The NYC taxi and for-hire vehicle (“FHV”) insurance crisis has reached a pivotal point, driven by high insurance premiums that threaten to price-out individual drivers and fleet owners and rooted in the $700 million insolvency of the New York City taxi and FHV market’s biggest insurer, American Transit Insurance Company (“ATIC”). This report seeks to identify the root causes of the crisis and propose actionable reforms to address the industry’s challenges.
The insolvency crisis at ATIC has been brewing for decades and is the result of several factors, including alleged long-standing financial mismanagement at ATIC, underpricing policies, and resistance to regulator intervention. ATIC’s insolvency is compounded by escalating claims and costs, the NYC Taxi and Limousine Commission’s (“TLC”) high minimum insurance
requirements, New York’s No-Fault (also called Personal Injury Protection or “PIP”) insurance law, and rampant insurance abuse and fraud. ATIC controls over 63% of the TLC insurancemarket, making it “too big to fail.” If ATIC goes under, tens of thousands of taxi and FHV owners may find themselves without an insurance carrier. This will destabilize the entire New York City transportation system on which so many depend.
An ATIC “bailout” is inevitable. At the end of December 2024, ATIC reported potential uncovered claims amounting to approximately $760 million – more than double the $300 million in the state’s two insurance security funds. New York State will ensure the payout of ATIC’s claims despite the company’s insolvency. However, as currently funded, New York’s insurance
safety nets will not support an ATIC crash. An insurance industry-funded bailout via an assessment would mean property and casualty insurance policyholders throughout New York will see their premiums rise. The other alternative is for the state to fund the rescue package, essentially impacting all taxpayers.

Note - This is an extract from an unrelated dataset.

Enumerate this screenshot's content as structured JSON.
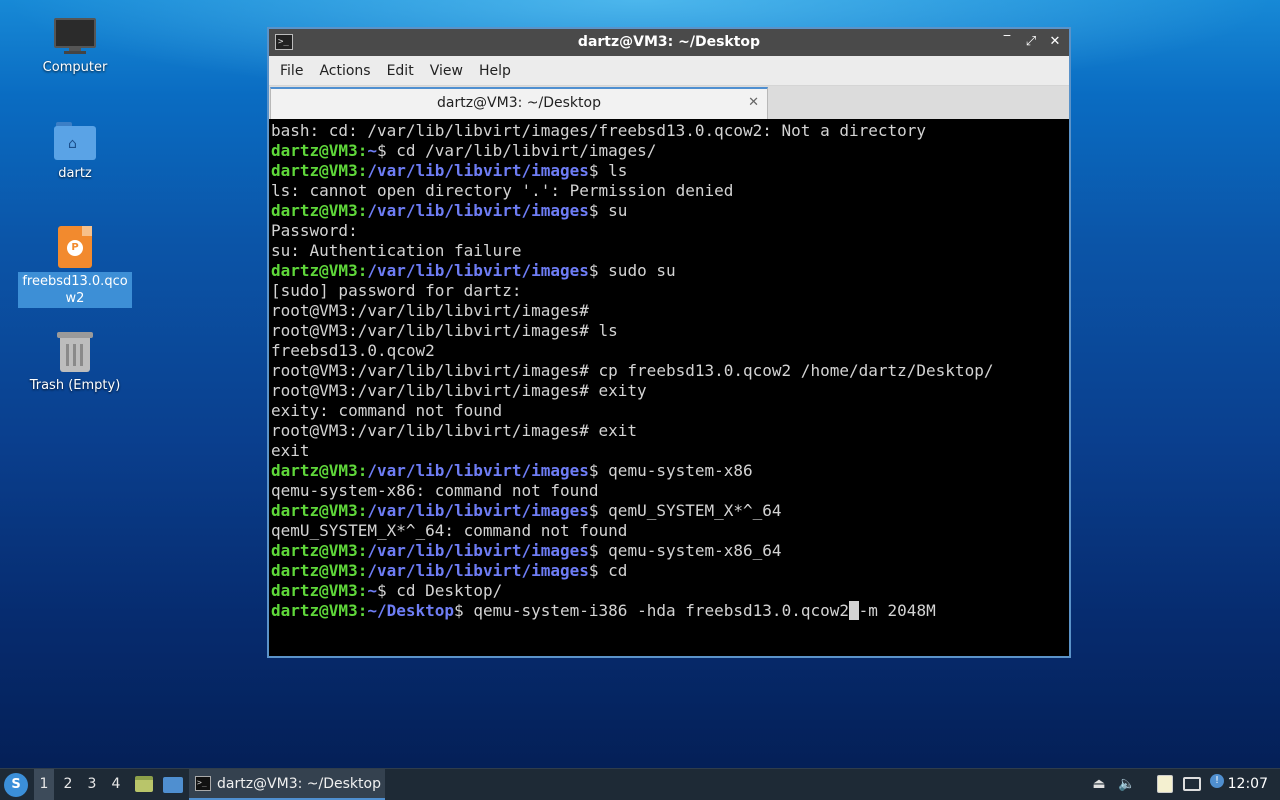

Determining how to structure an ATIC bailout and who should pay for it is complex and has no easy answers. However, people with no connection to New York City’s taxi and for-hire vehicle industry should not be forced to bail out a private company without anything in return. As New York State leaders contemplates the future of ATIC, it must also consider reform measures to attract new insurers to the market and lower insurance costs for the TLC industry. High insurance premiums have emerged as a significant challenge for taxi and FHV drivers and fleet owners. As of 2024, individual drivers faced annual insurance costs between $4,000 and $5,500, while fleet liability policies soared to $6,000–$9,000 annually per vehicle. These escalating costs have reduced driver earnings, ultimately diminishing the profession’s attractiveness and threatening the stability of the for-hire transportation market in New York City.
The report proposes short-term measures to provide immediate relief to the TLC-regulated industries and insurance companies and long-term measures to navigate through the crisis to a more stable future.